A Moment with Marco
Clad in a white crew-neck tee, blue jeans and checkered Vans, Marco Pierre White is the picture of casual as he prepares to entertain questions from Lifestyle Editor Novia McDonald-Whyte as well as participants at last week’s Jamaica Observer Foodie Seminar.
Much like his attire, he’s seemingly relaxed and it’s hard to believe that the international celebrity guest chef is the firebrand one reads about or sees on television. His passion for the culinary arts is almost palpable as his respect for people and their respective crafts. Thursday Food brings you a moment with Marco.
Now you’re the celebrated Marco Pierre White, but what was your journey like, how did it all start?
I started my career many years ago… I came from humble beginnings in Leeds and in those days children followed the profession of their parents. My father and grandfather were chefs, so for me it was kind of a natural progression. I started thinking that if I was going to be a cook I might as well work in the finest restaurant in Yorkshire (which was at that time) the Box Tree.
I went to work there and I realised that the star rating was used in restaurants — the Box Tree had two of the three Michelin stars then. While there, I would read lots of books and I sort of fell in love with the great French restaurants and the romance of them.
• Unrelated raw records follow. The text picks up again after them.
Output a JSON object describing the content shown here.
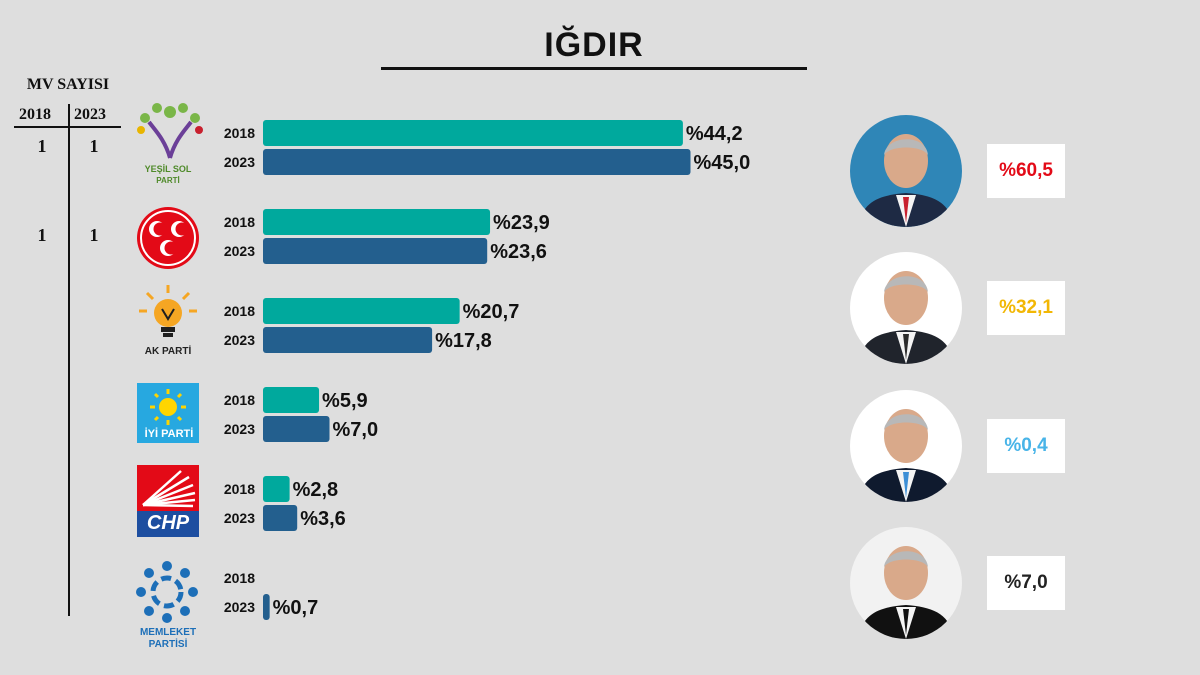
{
  "title": "IĞDIR",
  "mv": {
    "header": "MV SAYISI",
    "years": [
      "2018",
      "2023"
    ],
    "rows": [
      {
        "v2018": "1",
        "v2023": "1"
      },
      {
        "v2018": "1",
        "v2023": "1"
      }
    ]
  },
  "parties": [
    {
      "caption1": "YEŞİL SOL",
      "caption2": "PARTİ",
      "logo_icon": "yesil-sol-logo-icon",
      "color": "#7ab648"
    },
    {
      "caption1": "",
      "caption2": "",
      "logo_icon": "mhp-crescents-logo-icon",
      "color": "#e30a17"
    },
    {
      "caption1": "AK PARTİ",
      "caption2": "",
      "logo_icon": "ak-parti-bulb-logo-icon",
      "color": "#f5a623"
    },
    {
      "caption1": "İYİ PARTİ",
      "caption2": "",
      "logo_icon": "iyi-parti-sun-logo-icon",
      "color": "#27a8e0"
    },
    {
      "caption1": "CHP",
      "caption2": "",
      "logo_icon": "chp-six-arrows-logo-icon",
      "color": "#e30a17"
    },
    {
      "caption1": "MEMLEKET",
      "caption2": "PARTİSİ",
      "logo_icon": "memleket-partisi-logo-icon",
      "color": "#1d6fb8"
    }
  ],
  "chart_data": {
    "type": "bar",
    "orientation": "horizontal",
    "title": "IĞDIR",
    "xlim": [
      0,
      50
    ],
    "grid": false,
    "colors": {
      "2018": "#00a99d",
      "2023": "#235f8e"
    },
    "groups": [
      {
        "party": "YEŞİL SOL PARTİ",
        "bars": [
          {
            "year": "2018",
            "value": 44.2,
            "label": "%44,2"
          },
          {
            "year": "2023",
            "value": 45.0,
            "label": "%45,0"
          }
        ]
      },
      {
        "party": "MHP",
        "bars": [
          {
            "year": "2018",
            "value": 23.9,
            "label": "%23,9"
          },
          {
            "year": "2023",
            "value": 23.6,
            "label": "%23,6"
          }
        ]
      },
      {
        "party": "AK PARTİ",
        "bars": [
          {
            "year": "2018",
            "value": 20.7,
            "label": "%20,7"
          },
          {
            "year": "2023",
            "value": 17.8,
            "label": "%17,8"
          }
        ]
      },
      {
        "party": "İYİ PARTİ",
        "bars": [
          {
            "year": "2018",
            "value": 5.9,
            "label": "%5,9"
          },
          {
            "year": "2023",
            "value": 7.0,
            "label": "%7,0"
          }
        ]
      },
      {
        "party": "CHP",
        "bars": [
          {
            "year": "2018",
            "value": 2.8,
            "label": "%2,8"
          },
          {
            "year": "2023",
            "value": 3.6,
            "label": "%3,6"
          }
        ]
      },
      {
        "party": "MEMLEKET PARTİSİ",
        "bars": [
          {
            "year": "2018",
            "value": null,
            "label": ""
          },
          {
            "year": "2023",
            "value": 0.7,
            "label": "%0,7"
          }
        ]
      }
    ]
  },
  "candidates": [
    {
      "result": "%60,5",
      "color": "#e30a17",
      "avatar_icon": "candidate-1-portrait-icon",
      "bg": "#2f86b7",
      "suit": "#1e2a44",
      "tie": "#c8202e"
    },
    {
      "result": "%32,1",
      "color": "#f2b705",
      "avatar_icon": "candidate-2-portrait-icon",
      "bg": "#ffffff",
      "suit": "#20242c",
      "tie": "#2b2b2b"
    },
    {
      "result": "%0,4",
      "color": "#48b4e8",
      "avatar_icon": "candidate-3-portrait-icon",
      "bg": "#ffffff",
      "suit": "#0f1a2e",
      "tie": "#3d8fd6"
    },
    {
      "result": "%7,0",
      "color": "#222222",
      "avatar_icon": "candidate-4-portrait-icon",
      "bg": "#f2f2f2",
      "suit": "#111111",
      "tie": "#111111"
    }
  ]
}
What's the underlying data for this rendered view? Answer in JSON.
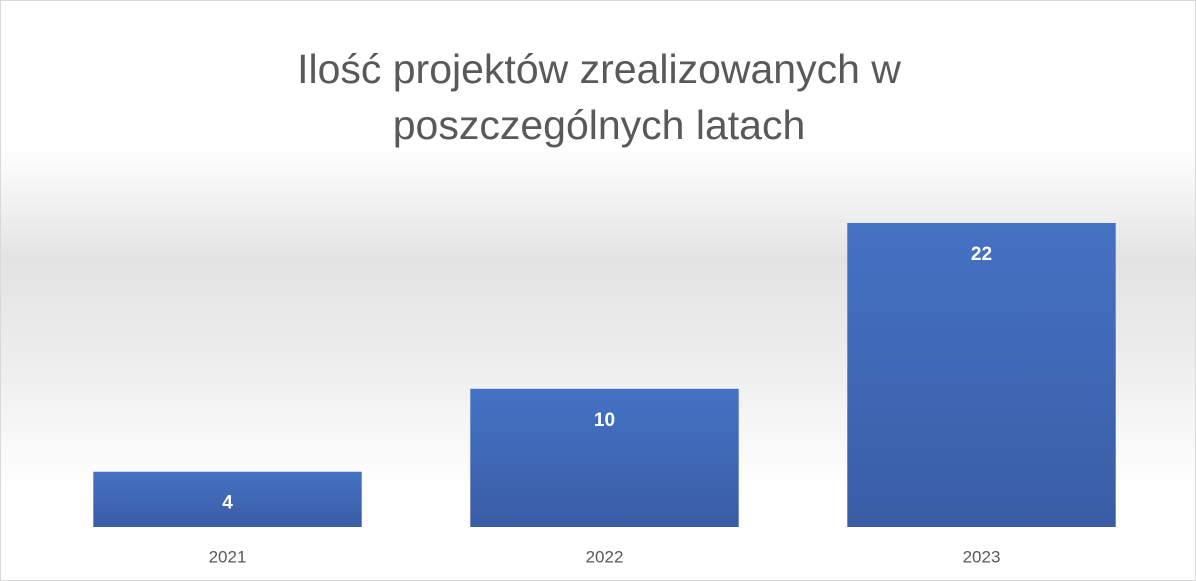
{
  "chart_data": {
    "type": "bar",
    "title": "Ilość projektów zrealizowanych w poszczególnych latach",
    "categories": [
      "2021",
      "2022",
      "2023"
    ],
    "values": [
      4,
      10,
      22
    ],
    "color": "#4472c4"
  }
}
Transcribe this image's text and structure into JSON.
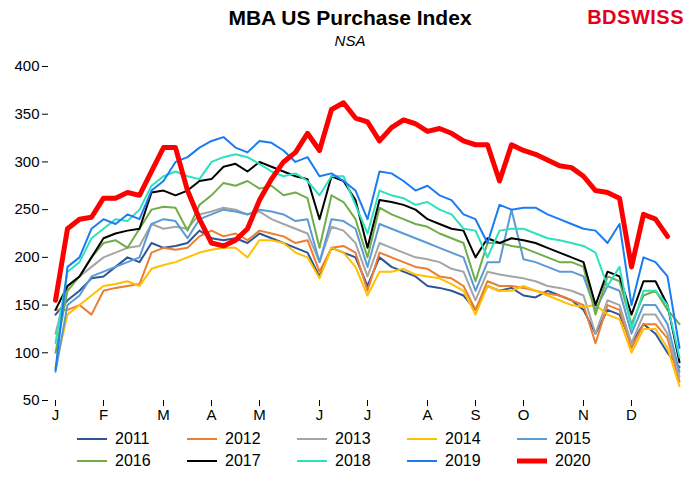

I went to London, still a teenager, without qualifications and knocked at the back door and asked for a job at Le Gavroche (a French restaurant)… and to this day, I owe a lot to a man named Albert Roux, I’d say he gave me my first break. MPW’s training continued under Pierre Koffman at La Tante Claire moving to work in the kitchen of Raymond Blanc at Le Manoir aux Quatre Saisons.
Tell us about the Michelin Stars.
In those days it was unheard of for a restaurant to have two stars… it was a bit of a novelty. We opened Harveys in Wandsworth Common, London in 1987; at that time I had acquired 33 per cent of the shares…we won our first Michelin star almost immediately and in 1988 the second.
And the third Michelin star?
I met a gentleman named Rocco who operated the Hyde Park Hotel, he really opened the door for me… we moved (into the restaurant) in 1993, put in a proper kitchen, and by January 1995 we won three stars.
Marco Pierre White had become at the age of 33, the youngest chef to be awarded three Michelin stars.
And your thoughts on giving them back?
Sometimes we can get so caught up that we forget our purpose… a chef’s place is behind the stove. It didn’t feel organic anymore.
I felt like I was being judged by people who knew less than I did; I began to wonder if it was all truly worth it…I had three options: I could continue to work six days a week, I could live a lie and charge high prices…(the one thing the Michelin does is have its clients on a wealth diet) and not be behind the stove or I could give my stars back…I gave back my stars.
And what happened when you retired?
When I retired I did what I did when my mother died, I went back to nature. I sought inspiration from the wonder of the environment.
You’ve been a successful chef for nearly three decades; how important is it to have a grasp on the business side of things?
I have no clue about business…in life you either choose to be an artist or a scientist, and if you’re an artist it means you choose to live helter-skelter. If you’re being dictated by money then you compromise your talents as a chef… get an accountant who knows how to balance the books.
To what do you owe your longevity?
Longevity is born out of integrity.
Did you experience failure on your way to success?
Just because someone achieves success doesn’t make him or her great. It’s the mistakes that give you the knowledge to do things differently the next time around.
What’s your opinion on genetically modified foods?
I’ve never really thought about it, but I work with the Bernard Matthews’ Turkeys in the UK and I am criticised for doing that.
I come from humble beginnings and were it not for (Matthews’ turkeys) many families would be without a turkey on Christmas.
What are your thoughts on Jamaican food?
What I like about Jamaican food is that it has integrity. It doesn’t matter what it is and it doesn’t matter if it’s not the finest food in the world, but there’s a certain pride and passion about it. However, one problem I always find with Jamaican food is that it’s inconsistent.
Advise to a young chef?
Read, read all you can… I have one shelf with over 30 books, all of them in French, and I still go back to them even now.
And you must remember, too, that cooking is self-taught… someone can show you, but the magic is born within yourself.
We’ve enjoyed you on television, where we’ve seen your compassion. Where does it come from?
I’ve been raised by old-school chefs who established a firm but fair rule. I don’t believe in capitalising on people’s failure… what do you have to gain from losing your temper?
By outlining your demands with firmness you keep staff on their toes, but I believe in doing so with love and affection.
What do you do when you’re not in the kitchen?
I have a love affair with nature, so I’m always fishing, hunting and seeing the countryside. It keeps you passionate to stay connected to nature so that when the produce arrives you respect it, you want to show it off for what it is.